Hercule House is designed by Luxembourg-based architecture practice 2001, and it’s a concrete and glass volume stands out against the neighboring farm houses and suburban villas in its monolithic monumentality. It is a bold sculptural statement that takes advantage of the sloped terrain, let’s take a closer look at it.
A gentle slope leads down to the house’s basement level with a fitness and spa area, laundry room, wine-cellar and the garage, in the middle of which are the living quarters. Conceived as a large open-plan living room that also encompasses the kitchen and dining area, the space opens up to a sunken courtyard which allows plenty of natural light to illuminate the interiors, , as well as the adjacent garage and fitness room, concealed as they are behind translucent panels.
Above ground, the cubic volume houses three bedrooms on two floors. On the shorter street and garden sides, the facades are designed as curtain walls lined in reflective glass that provides both solar protection and privacy, not to mention expansive views of the surroundings. It’s also a clever way to integrate the monolithic volume into the leafy neighbourhood by reflecting the landscape around it. The south façade is also made of concrete but is punctured by a series of strategically placed deep-set windows.

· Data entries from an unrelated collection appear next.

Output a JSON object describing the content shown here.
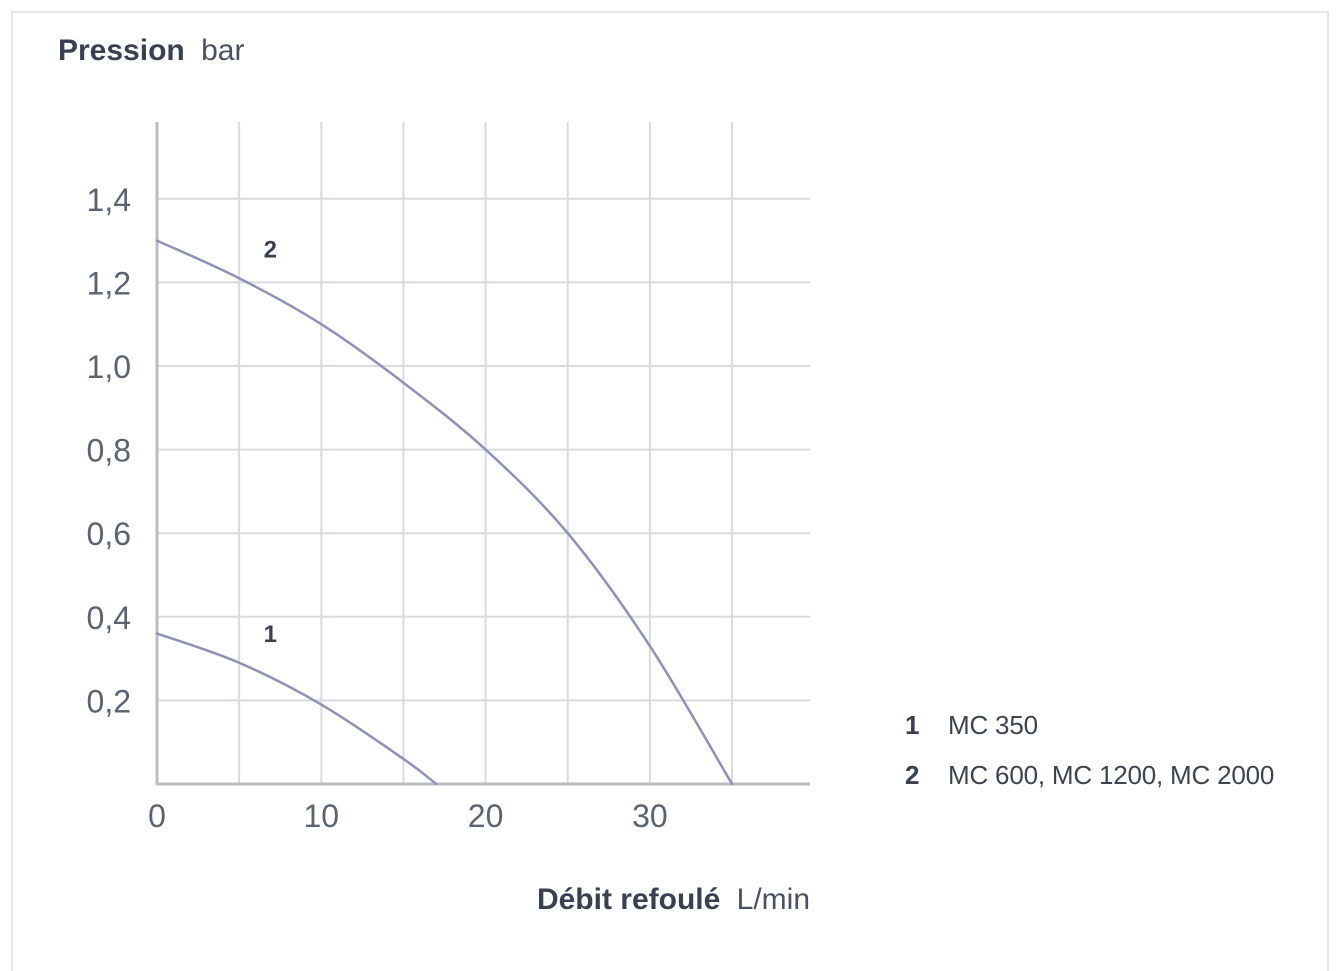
{
  "y_title": {
    "bold": "Pression",
    "unit": "bar"
  },
  "x_title": {
    "bold": "Débit refoulé",
    "unit": "L/min"
  },
  "legend": [
    {
      "num": "1",
      "label": "MC 350"
    },
    {
      "num": "2",
      "label": "MC 600, MC 1200, MC 2000"
    }
  ],
  "chart_data": {
    "type": "line",
    "xlabel": "Débit refoulé L/min",
    "ylabel": "Pression bar",
    "xlim": [
      0,
      40
    ],
    "ylim": [
      0,
      1.6
    ],
    "x_ticks": [
      0,
      10,
      20,
      30
    ],
    "x_tick_labels": [
      "0",
      "10",
      "20",
      "30"
    ],
    "y_ticks": [
      0.2,
      0.4,
      0.6,
      0.8,
      1.0,
      1.2,
      1.4
    ],
    "y_tick_labels": [
      "0,2",
      "0,4",
      "0,6",
      "0,8",
      "1,0",
      "1,2",
      "1,4"
    ],
    "x_grid": [
      0,
      5,
      10,
      15,
      20,
      25,
      30,
      35
    ],
    "y_grid": [
      0.2,
      0.4,
      0.6,
      0.8,
      1.0,
      1.2,
      1.4
    ],
    "grid": true,
    "line_color": "#8e91b5",
    "grid_color": "#d9dbe0",
    "axis_color": "#b9bdc6",
    "text_color": "#394150",
    "tick_color": "#5b6270",
    "series": [
      {
        "label": "1",
        "x": [
          0,
          5,
          10,
          15,
          17
        ],
        "y": [
          0.36,
          0.29,
          0.19,
          0.06,
          0.0
        ]
      },
      {
        "label": "2",
        "x": [
          0,
          5,
          10,
          15,
          20,
          25,
          30,
          35
        ],
        "y": [
          1.3,
          1.21,
          1.1,
          0.96,
          0.8,
          0.6,
          0.33,
          0.0
        ]
      }
    ],
    "curve_labels": [
      {
        "text": "2",
        "series": 1,
        "x": 6.9,
        "y": 1.26
      },
      {
        "text": "1",
        "series": 0,
        "x": 6.9,
        "y": 0.34
      }
    ]
  }
}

The interior design shares the same austere, brutalist sensibility that characterizes the building exterior. Throughout the house, exposed concrete walls and ceilings bring the building’s structure to the stripped down aesthetic, which is enhanced by trim-less, built-in furnishings such as light fittings, cupboards and wardrobes, a subdued color palette of neutral tones, and a total lack of decorative elements. There’s a minimum of furniture, which is also very laconic, just like the rest of the house.